Maîtriser le contrôle thermique avec la chauffage par rayonnement infrarouge
Si nous voulons vraiment réduire l’empreinte carbone des usines de semi-conducteurs, il faut cesser de compter sur ces anciens chauffages résistifs. Passer au système de chauffage par rayonnement infrarouge est la solution idéale : ces systèmes chauffent directement la pâte métallique, sans gaspiller d’énergie à chauffer tout ce qui l’entoure.
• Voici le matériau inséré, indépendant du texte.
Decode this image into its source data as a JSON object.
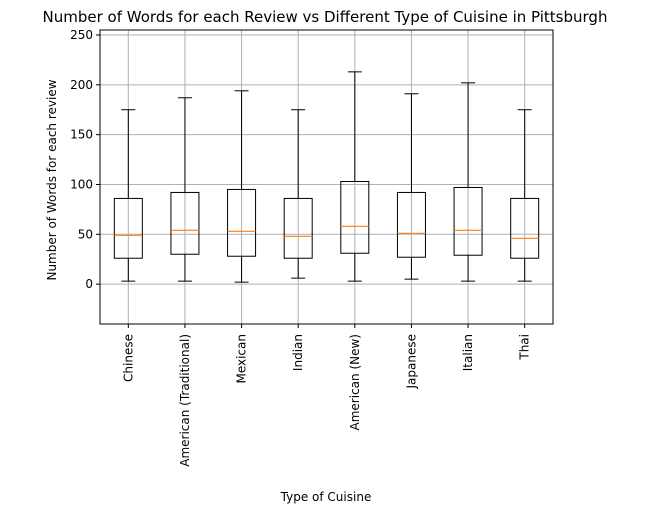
{
  "chart_data": {
    "type": "boxplot",
    "title": "Number of Words for each Review vs Different Type of Cuisine in Pittsburgh",
    "xlabel": "Type of Cuisine",
    "ylabel": "Number of Words for each review",
    "ylim": [
      -40,
      255
    ],
    "yticks": [
      0,
      50,
      100,
      150,
      200,
      250
    ],
    "grid": true,
    "median_color": "#ff7f0e",
    "box_color": "#000000",
    "grid_color": "#b0b0b0",
    "categories": [
      "Chinese",
      "American (Traditional)",
      "Mexican",
      "Indian",
      "American (New)",
      "Japanese",
      "Italian",
      "Thai"
    ],
    "boxes": [
      {
        "whislo": 3,
        "q1": 26,
        "med": 49,
        "q3": 86,
        "whishi": 175
      },
      {
        "whislo": 3,
        "q1": 30,
        "med": 54,
        "q3": 92,
        "whishi": 187
      },
      {
        "whislo": 2,
        "q1": 28,
        "med": 53,
        "q3": 95,
        "whishi": 194
      },
      {
        "whislo": 6,
        "q1": 26,
        "med": 48,
        "q3": 86,
        "whishi": 175
      },
      {
        "whislo": 3,
        "q1": 31,
        "med": 58,
        "q3": 103,
        "whishi": 213
      },
      {
        "whislo": 5,
        "q1": 27,
        "med": 51,
        "q3": 92,
        "whishi": 191
      },
      {
        "whislo": 3,
        "q1": 29,
        "med": 54,
        "q3": 97,
        "whishi": 202
      },
      {
        "whislo": 3,
        "q1": 26,
        "med": 46,
        "q3": 86,
        "whishi": 175
      }
    ]
  }
}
Mais il y a un problème : le chauffage par rayonnement infrarouge est très rapide. Vraiment très rapide. Si les capteurs de température ne peuvent pas suivre ce rythme, les substrats risquent d’être endommagés.
Le problème du retard dans la mesure de la température
En réalité, les thermocouples standards sont souvent trop lents. Dans ce domaine, un retard de trois secondes n’est pas simplement un petit problème : cela peut entraîner la destruction d’un lot entier de wafers.
Pour résoudre ce problème, on utilise des thermocouples à faible masse thermique et à haute sensibilité. Ainsi, le capteur indique réellement ce qui se passe à la surface, plutôt que simplement la température de son propre boîtier.
Gérer le bruit et l’usure des composants
Les équipements utilisés dans la fabrication de semi-conducteurs génèrent beaucoup de bruit électrique. Ces sources de puissance infrarouge peuvent perturber les signaux électriques, ce qui est un vrai problème. Nous utilisons donc des câblages blindés pour éviter ces interférences.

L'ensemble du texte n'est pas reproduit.